Conte evita come la peste di definirsi “di sinistra”, ma rivendica la sua posizione “progressista”; accusa, con qualche buona freccia al suo arco, il Pd di avere rinunciato a competere con la destra, e di fatto di aver consegnato il Paese a Giorgia Meloni, ed è già in vantaggio, avendo sciorinato in questi mesi una piattaforma politica chiaramente di opposizione; mentre chiunque altro ambisca a opporsi al centrodestra dovrà fare i conti con la prudenza e la “moderazione” finora ostentate dalla leader di Fratelli d’Italia. Non sarà facile opporle l’agenda Draghi, anche se naturalmente su diritti civili, e in generale visioni culturali differenti, non mancheranno le occasioni di scontro fra il centrosinistra e i più o meno postfascisti.

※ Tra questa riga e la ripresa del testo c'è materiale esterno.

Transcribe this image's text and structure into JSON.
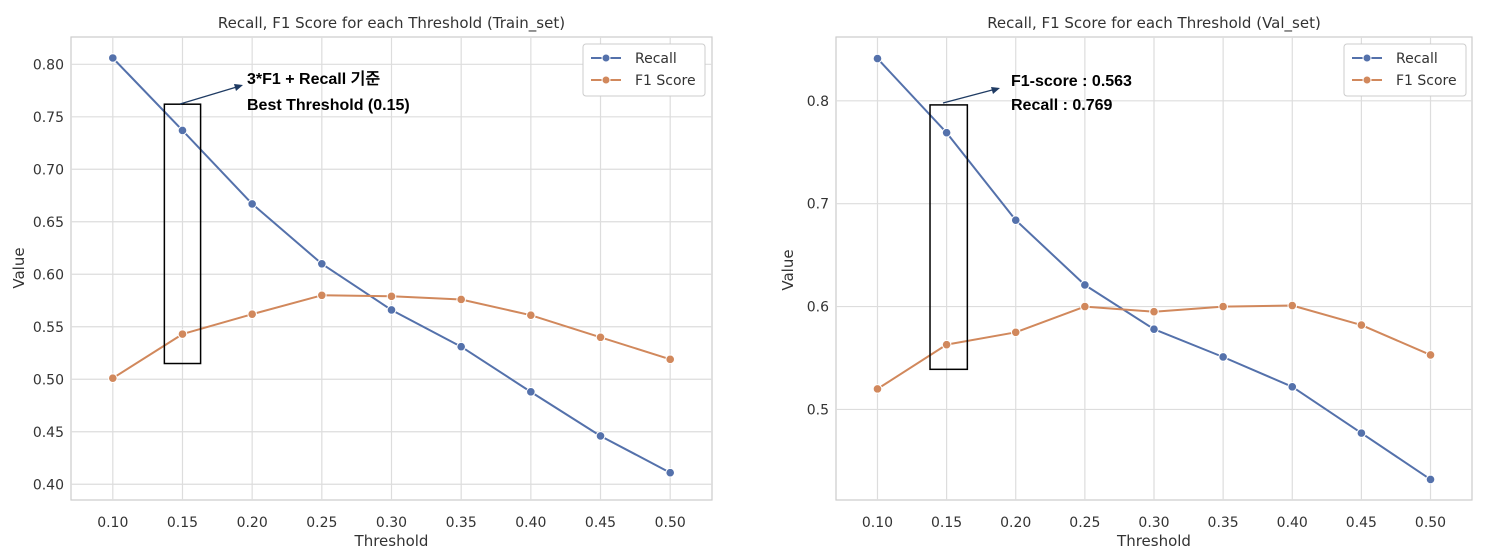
{
  "colors": {
    "recall": "#5471ab",
    "f1": "#d1885c"
  },
  "chart_data": [
    {
      "type": "line",
      "title": "Recall, F1 Score for each Threshold (Train_set)",
      "xlabel": "Threshold",
      "ylabel": "Value",
      "x": [
        0.1,
        0.15,
        0.2,
        0.25,
        0.3,
        0.35,
        0.4,
        0.45,
        0.5
      ],
      "x_ticks": [
        "0.10",
        "0.15",
        "0.20",
        "0.25",
        "0.30",
        "0.35",
        "0.40",
        "0.45",
        "0.50"
      ],
      "xlim": [
        0.07,
        0.53
      ],
      "ylim": [
        0.385,
        0.826
      ],
      "y_ticks": [
        "0.40",
        "0.45",
        "0.50",
        "0.55",
        "0.60",
        "0.65",
        "0.70",
        "0.75",
        "0.80"
      ],
      "y_tick_values": [
        0.4,
        0.45,
        0.5,
        0.55,
        0.6,
        0.65,
        0.7,
        0.75,
        0.8
      ],
      "grid": true,
      "legend_position": "top-right",
      "series": [
        {
          "name": "Recall",
          "values": [
            0.806,
            0.737,
            0.667,
            0.61,
            0.566,
            0.531,
            0.488,
            0.446,
            0.411
          ]
        },
        {
          "name": "F1 Score",
          "values": [
            0.501,
            0.543,
            0.562,
            0.58,
            0.579,
            0.576,
            0.561,
            0.54,
            0.519
          ]
        }
      ],
      "highlight": {
        "x_range": [
          0.137,
          0.163
        ],
        "y_range": [
          0.515,
          0.762
        ]
      },
      "annotation": {
        "lines": [
          "3*F1 + Recall 기준",
          "Best Threshold (0.15)"
        ]
      }
    },
    {
      "type": "line",
      "title": "Recall, F1 Score for each Threshold (Val_set)",
      "xlabel": "Threshold",
      "ylabel": "Value",
      "x": [
        0.1,
        0.15,
        0.2,
        0.25,
        0.3,
        0.35,
        0.4,
        0.45,
        0.5
      ],
      "x_ticks": [
        "0.10",
        "0.15",
        "0.20",
        "0.25",
        "0.30",
        "0.35",
        "0.40",
        "0.45",
        "0.50"
      ],
      "xlim": [
        0.07,
        0.53
      ],
      "ylim": [
        0.412,
        0.862
      ],
      "y_ticks": [
        "0.5",
        "0.6",
        "0.7",
        "0.8"
      ],
      "y_tick_values": [
        0.5,
        0.6,
        0.7,
        0.8
      ],
      "grid": true,
      "legend_position": "top-right",
      "series": [
        {
          "name": "Recall",
          "values": [
            0.841,
            0.769,
            0.684,
            0.621,
            0.578,
            0.551,
            0.522,
            0.477,
            0.432
          ]
        },
        {
          "name": "F1 Score",
          "values": [
            0.52,
            0.563,
            0.575,
            0.6,
            0.595,
            0.6,
            0.601,
            0.582,
            0.553
          ]
        }
      ],
      "highlight": {
        "x_range": [
          0.138,
          0.165
        ],
        "y_range": [
          0.539,
          0.796
        ]
      },
      "annotation": {
        "lines": [
          "F1-score : 0.563",
          "Recall : 0.769"
        ]
      }
    }
  ]
}
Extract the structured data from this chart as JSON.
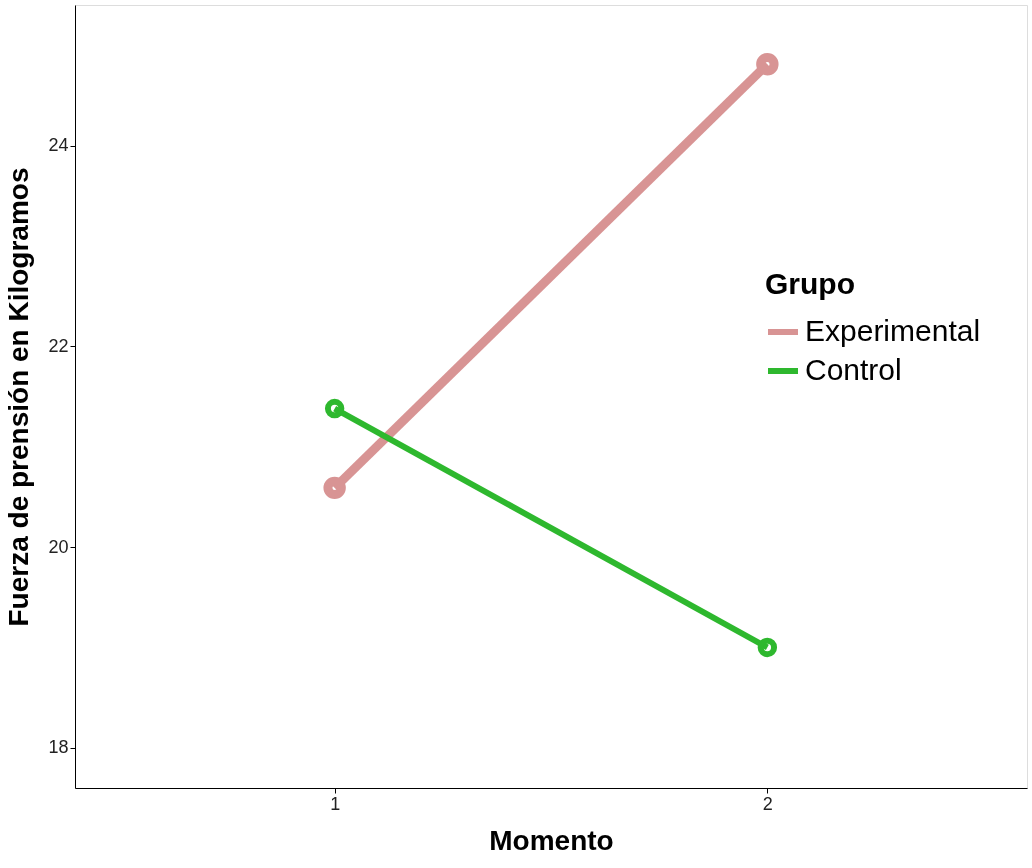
{
  "chart_data": {
    "type": "line",
    "xlabel": "Momento",
    "ylabel": "Fuerza de prensión en Kilogramos",
    "legend_title": "Grupo",
    "x": [
      1,
      2
    ],
    "xlim": [
      0.4,
      2.6
    ],
    "xticks": [
      1,
      2
    ],
    "ylim": [
      17.6,
      25.4
    ],
    "yticks": [
      18,
      20,
      22,
      24
    ],
    "series": [
      {
        "name": "Experimental",
        "color": "#d89494",
        "values": [
          20.59,
          24.81
        ]
      },
      {
        "name": "Control",
        "color": "#2eb82e",
        "values": [
          21.38,
          19.0
        ]
      }
    ],
    "marker": "circle",
    "line_style": "solid",
    "grid": false,
    "legend": "right"
  }
}
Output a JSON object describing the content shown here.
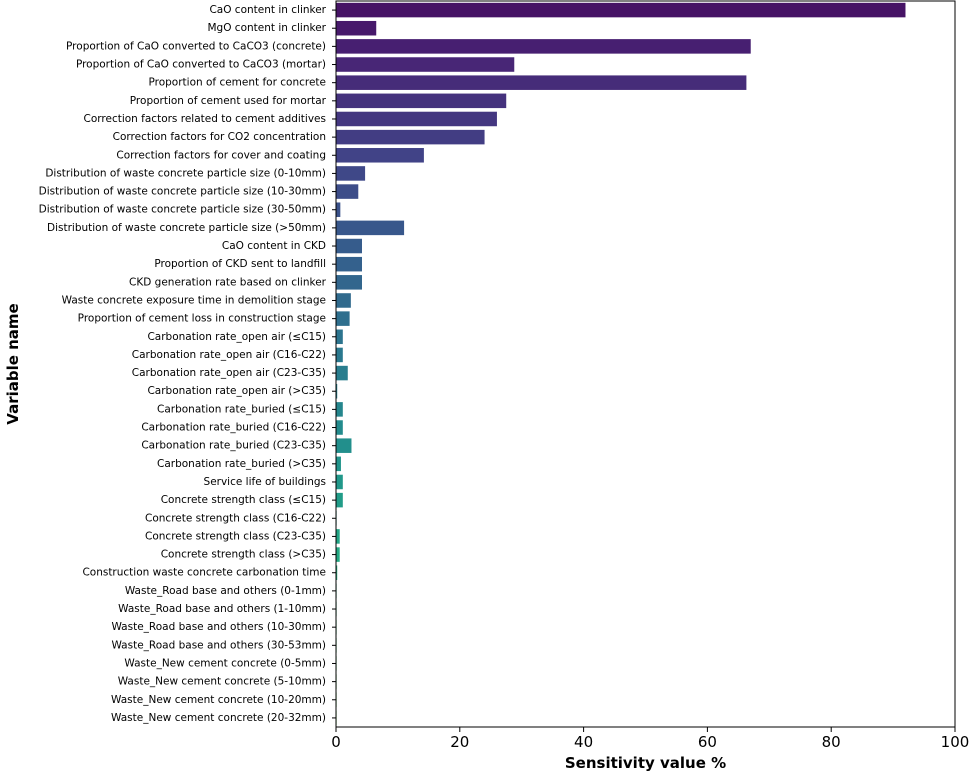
{
  "chart_data": {
    "type": "bar",
    "orientation": "horizontal",
    "title": "",
    "xlabel": "Sensitivity value %",
    "ylabel": "Variable name",
    "xlim": [
      0,
      100
    ],
    "xticks": [
      0,
      20,
      40,
      60,
      80,
      100
    ],
    "grid": false,
    "colormap": "viridis (top to bottom)",
    "categories": [
      "CaO content in clinker",
      "MgO content in clinker",
      "Proportion of CaO converted to CaCO3 (concrete)",
      "Proportion of CaO converted to CaCO3 (mortar)",
      "Proportion of cement for concrete",
      "Proportion of cement used for mortar",
      "Correction factors related to cement additives",
      "Correction factors for CO2 concentration",
      "Correction factors for cover and coating",
      "Distribution of waste concrete particle size (0-10mm)",
      "Distribution of waste concrete particle size (10-30mm)",
      "Distribution of waste concrete particle size (30-50mm)",
      "Distribution of waste concrete particle size (>50mm)",
      "CaO content in CKD",
      "Proportion of CKD sent to landfill",
      "CKD generation rate based on clinker",
      "Waste concrete exposure time in demolition stage",
      "Proportion of cement loss in construction stage",
      "Carbonation rate_open air (≤C15)",
      "Carbonation rate_open air (C16-C22)",
      "Carbonation rate_open air (C23-C35)",
      "Carbonation rate_open air (>C35)",
      "Carbonation rate_buried (≤C15)",
      "Carbonation rate_buried (C16-C22)",
      "Carbonation rate_buried (C23-C35)",
      "Carbonation rate_buried (>C35)",
      "Service life of buildings",
      "Concrete strength class (≤C15)",
      "Concrete strength class (C16-C22)",
      "Concrete strength class (C23-C35)",
      "Concrete strength class (>C35)",
      "Construction waste concrete carbonation time",
      "Waste_Road base and others (0-1mm)",
      "Waste_Road base and others (1-10mm)",
      "Waste_Road base and others (10-30mm)",
      "Waste_Road base and others (30-53mm)",
      "Waste_New cement concrete (0-5mm)",
      "Waste_New cement concrete (5-10mm)",
      "Waste_New cement concrete (10-20mm)",
      "Waste_New cement concrete (20-32mm)"
    ],
    "values": [
      92.0,
      6.5,
      67.0,
      28.8,
      66.3,
      27.5,
      26.0,
      24.0,
      14.2,
      4.7,
      3.6,
      0.7,
      11.0,
      4.2,
      4.2,
      4.2,
      2.4,
      2.2,
      1.1,
      1.1,
      1.9,
      0.2,
      1.1,
      1.1,
      2.5,
      0.8,
      1.1,
      1.1,
      0.1,
      0.6,
      0.6,
      0.2,
      0.1,
      0.1,
      0.1,
      0.1,
      0.1,
      0.1,
      0.1,
      0.1
    ]
  }
}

Il fronte interno: costruire il “partito”
Con la scissione dimaiana, che ha in qualche modo “pacificato” i conflitti interni e gruppi parlamentari molto ridimensionati dal punto di vista numerico, quindi più governabili, i dirigenti nazionali del Movimento ostentano ottimismo di fronte alla stagione che sta per aprirsi. “Ora dovremo mettere in piedi i coordinamenti regionali, le sedi, la presenza sul territorio”, dicono le voci vicine a Conte. L’ex presidente del Consiglio ha conquistato i suoi, guidandoli a una rimonta che pareva improbabile. Beppe Grillo è rimasto ai margini, non ha neppure mandato il classico messaggio video per la manifestazione di chiusura. Forse è davvero iniziata l’era post-grillina. Ma resta tutta da costruire un’idea di partito, una forma di organizzazione, un progetto politico che, pur partendo senza solidi riferimenti ideologici, vada oltre i quattro o cinque punti fermi di un programma blandamente “progressista”, e dimostri di poter consegnare al passato la stanca retorica anti-casta, che ha prodotto solo una discutibilissima riforma costituzionale e ridotto la rappresentanza democratica in parlamento.